Pacifica Graduate Institute
Psyche-Centered Research
“SOUL IS IN WORDS AND IMAGES”
Dr. Elizabeth Nelson is committed to scholarship infused with soul: guided by and centered on the autonomous psyche. She has designed research curricula for three doctoral programs at Pacifica Graduate Institute and currently teaches:
Foundations of depth psychological research & writing
Qualitative and mixed methods research
Research strategies
Dissertation development I – V
“All but dissertation” (ABD) seminars
Psyche-centered research is uniquely challenging because students learn to walk in two worlds. The first is the world of the academy, a microcosm of the educated public that values conscious knowledge and reflects the spirit of the time. The second, alternate world is rooted in the spirit of the depths, and draws upon ancestral, indigenous, imaginal, and transpersonal ways of knowing.
Depth psychologists who gracefully navigate these worlds value the prudence and rigor of traditional scholarship, welcome the gifts of imagination, and produce work that carries personal and cultural meaning.
Psyche, SOMA, CYBORG
“WE NOW LIVE, WORK, LOVE AND PLAY IN THE DIGITAL WORLD”

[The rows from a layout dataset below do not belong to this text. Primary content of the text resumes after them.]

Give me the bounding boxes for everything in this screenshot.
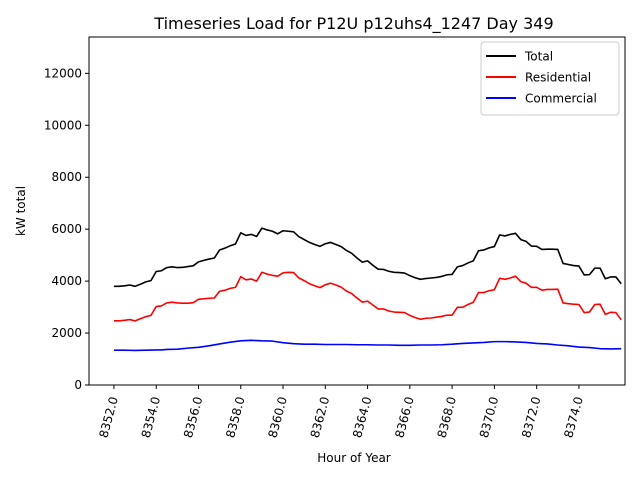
legend-label-residential: Residential [525,71,591,85]
legend-label-commercial: Commercial [525,92,597,106]
series-line-residential [113,271,622,322]
legend-label-total: Total [524,50,553,64]
y-axis-label: kW total [14,186,28,236]
chart-title: Timeseries Load for P12U p12uhs4_1247 Da… [153,14,553,34]
y-tick-label: 10000 [44,118,82,132]
y-tick-label: 2000 [51,326,82,340]
y-tick-label: 0 [74,378,82,392]
y-tick-label: 4000 [51,274,82,288]
y-tick-label: 12000 [44,66,82,80]
legend: Total Residential Commercial [480,41,620,116]
x-axis-label: Hour of Year [317,451,391,465]
y-axis: 0 2000 4000 6000 8000 10000 12000 [44,66,89,392]
series-line-commercial [113,339,622,352]
series-layer [113,227,622,352]
y-tick-label: 6000 [51,222,82,236]
series-line-total [113,227,622,288]
y-tick-label: 8000 [51,170,82,184]
plot-frame [88,36,626,386]
legend-box [480,41,620,116]
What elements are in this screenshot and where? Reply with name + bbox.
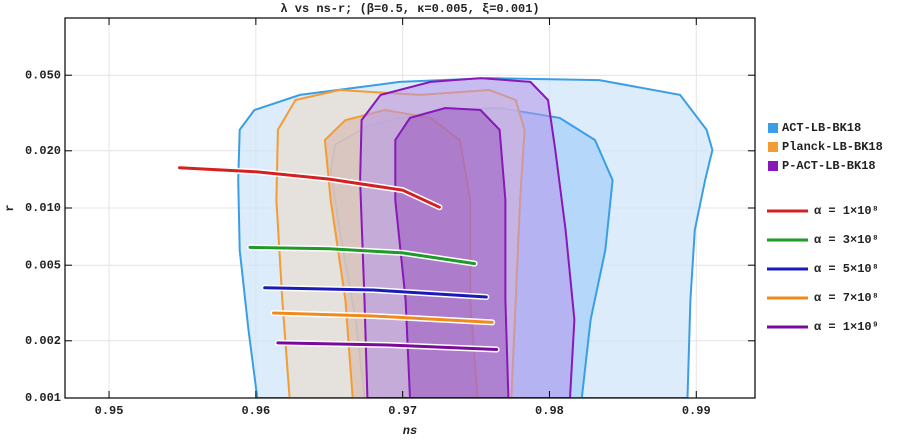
confidence-region <box>394 106 510 398</box>
x-tick-label: 0.98 <box>535 404 564 418</box>
x-tick-label: 0.99 <box>682 404 711 418</box>
line <box>263 286 488 299</box>
legend-label: α = 1×10⁸ <box>814 204 879 218</box>
legend-label: α = 5×10⁸ <box>814 262 879 276</box>
line <box>178 166 441 209</box>
legend-label: P-ACT-LB-BK18 <box>782 159 876 173</box>
y-tick-label: 0.050 <box>25 68 61 82</box>
plot-area <box>176 77 714 398</box>
y-tick-label: 0.010 <box>25 201 61 215</box>
x-tick-label: 0.95 <box>95 404 124 418</box>
line <box>248 245 477 266</box>
x-axis-label: ns <box>403 424 417 438</box>
legend-label: ACT-LB-BK18 <box>782 121 861 135</box>
legend-swatch <box>768 123 778 133</box>
legend-swatch <box>768 161 778 171</box>
y-tick-label: 0.002 <box>25 334 61 348</box>
legend-label: Planck-LB-BK18 <box>782 140 883 154</box>
legend-label: α = 7×10⁸ <box>814 291 879 305</box>
legend-swatch <box>768 142 778 152</box>
y-axis-label: r <box>3 204 17 211</box>
y-tick-label: 0.020 <box>25 144 61 158</box>
x-tick-label: 0.96 <box>241 404 270 418</box>
y-tick-label: 0.001 <box>25 391 61 405</box>
x-tick-label: 0.97 <box>388 404 417 418</box>
y-tick-label: 0.005 <box>25 258 61 272</box>
line <box>276 341 499 351</box>
legend-label: α = 3×10⁸ <box>814 233 879 247</box>
chart-title: λ vs ns-r; (β=0.5, κ=0.005, ξ=0.001) <box>280 2 539 16</box>
legend-label: α = 1×10⁹ <box>814 320 879 334</box>
line <box>272 311 494 324</box>
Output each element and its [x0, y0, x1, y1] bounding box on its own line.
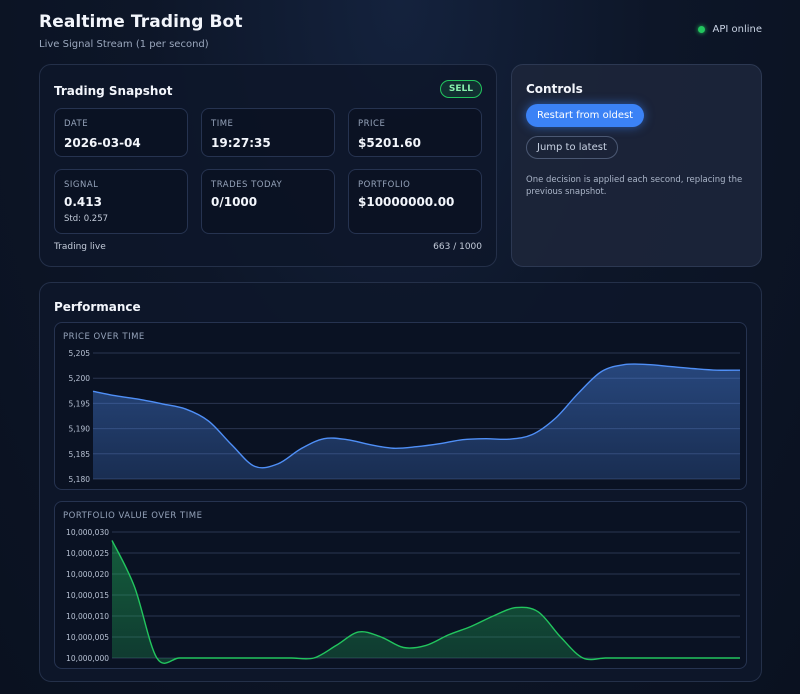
time-tile: TIME 19:27:35 [201, 108, 335, 157]
jump-to-latest-button[interactable]: Jump to latest [526, 136, 618, 159]
controls-card: Controls Restart from oldest Jump to lat… [511, 64, 762, 267]
series-line [111, 540, 740, 664]
controls-note: One decision is applied each second, rep… [526, 175, 743, 198]
api-status: API online [698, 24, 762, 35]
signal-label: SIGNAL [64, 180, 99, 190]
y-tick-label: 10,000,030 [66, 528, 109, 537]
portfolio-chart: PORTFOLIO VALUE OVER TIME 10,000,000 10,0… [54, 501, 747, 669]
price-chart-svg: 5,180 5,185 5,190 5,195 5,200 5,205 [69, 349, 741, 484]
performance-card: Performance PRICE OVER TIME 5,180 5,185 5,… [39, 282, 762, 682]
price-value: $5201.60 [358, 136, 422, 150]
app-subtitle: Live Signal Stream (1 per second) [39, 39, 209, 50]
portfolio-value: $10000000.00 [358, 195, 455, 209]
trades-today-value: 0/1000 [211, 195, 258, 209]
y-tick-label: 5,180 [69, 475, 91, 484]
portfolio-tile: PORTFOLIO $10000000.00 [348, 169, 482, 234]
y-tick-label: 10,000,025 [66, 549, 109, 558]
trading-status-text: Trading live [54, 242, 106, 252]
price-tile: PRICE $5201.60 [348, 108, 482, 157]
series-area [93, 363, 740, 479]
signal-std: Std: 0.257 [64, 214, 109, 224]
price-chart-title: PRICE OVER TIME [63, 332, 145, 342]
y-tick-label: 10,000,000 [66, 654, 109, 663]
header: Realtime Trading Bot Live Signal Stream … [39, 12, 243, 50]
price-label: PRICE [358, 119, 386, 129]
portfolio-chart-title: PORTFOLIO VALUE OVER TIME [63, 511, 203, 521]
date-value: 2026-03-04 [64, 136, 141, 150]
restart-from-oldest-button[interactable]: Restart from oldest [526, 104, 645, 127]
date-tile: DATE 2026-03-04 [54, 108, 188, 157]
progress-counter: 663 / 1000 [433, 242, 482, 252]
app-title: Realtime Trading Bot [39, 12, 243, 32]
trades-today-tile: TRADES TODAY 0/1000 [201, 169, 335, 234]
y-tick-label: 10,000,010 [66, 612, 109, 621]
y-tick-label: 5,195 [69, 399, 91, 408]
trading-snapshot-card: Trading Snapshot SELL DATE 2026-03-04 TI… [39, 64, 497, 267]
status-dot-icon [698, 26, 706, 33]
portfolio-label: PORTFOLIO [358, 180, 411, 190]
y-tick-label: 10,000,015 [66, 591, 109, 600]
price-chart: PRICE OVER TIME 5,180 5,185 5,190 5,195 5,20… [54, 322, 747, 490]
date-label: DATE [64, 119, 89, 129]
performance-title: Performance [54, 300, 141, 314]
trades-today-label: TRADES TODAY [211, 180, 283, 190]
series-line [92, 363, 741, 469]
portfolio-chart-svg: 10,000,000 10,000,005 10,000,010 10,000,015… [66, 528, 740, 664]
y-tick-label: 5,185 [69, 450, 91, 459]
y-tick-label: 5,190 [69, 425, 91, 434]
signal-tile: SIGNAL 0.413 Std: 0.257 [54, 169, 188, 234]
api-status-label: API online [712, 24, 762, 35]
signal-value: 0.413 [64, 195, 102, 209]
y-tick-label: 5,205 [69, 349, 91, 358]
signal-action-badge: SELL [439, 80, 482, 98]
time-value: 19:27:35 [211, 136, 271, 150]
snapshot-title: Trading Snapshot [54, 84, 173, 98]
controls-title: Controls [526, 82, 583, 96]
time-label: TIME [211, 119, 234, 129]
y-tick-label: 10,000,020 [66, 570, 109, 579]
y-tick-label: 10,000,005 [66, 633, 109, 642]
y-tick-label: 5,200 [69, 374, 91, 383]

Dr. Nelson draws on her decades of experience in IT to teach a course that explores the impact of digital life on self and soul. It begins by examining a particular fantasy of the monstrous Other in Mary Shelley’s 1818 novel Frankenstein: The enhanced human or cyborg, creature who is manufactured, not born, the offspring of humanity’s enduring love affair with science and technology.
In an age that has decisively dissolved the human-machine interface, few people in the first world can live without their technology, be it smart phone, laptop, Facebook page, or Twitter feed. How does Mary Shelley’s fictional creature foreshadow our 21st-century creatures—the internet, mobile digital devices, and social media—to exceed the control of their creators? Ultimately, the course is a meditation on the benefits, and the costs, of contemporary digital life.
Archetypal Psychology
“ONLY WHEN THINGS FALL APART DO THEY OPEN UP INTO NEW MEANINGS”
Archetypal psychology, firmly rooted in Jung’s thinking and practice, imagines the psyche as theater of multiple persons or figures who dynamically participate in individual and cultural life. They are the psychopomps of the soul who claim us, guide us, and teach us, revealing themselves in myth, metaphor, and language.
The central text for the course is James Hillman’s Re-visioning Psychology, which calls for a comprehensive revolution on behalf of soul. The four moves he describes—personifying, pathologizing, psychologizing, and de-humanizing—train an “archetypal eye” attuned the subtlety, complexity, and continuous creativity of the psyche in all domains of life: human and more-than-human, individual, cultural, political, and ecological. Welcoming the imaginal figures who claim us is poesis in the original Greek sense: a making of self and soul.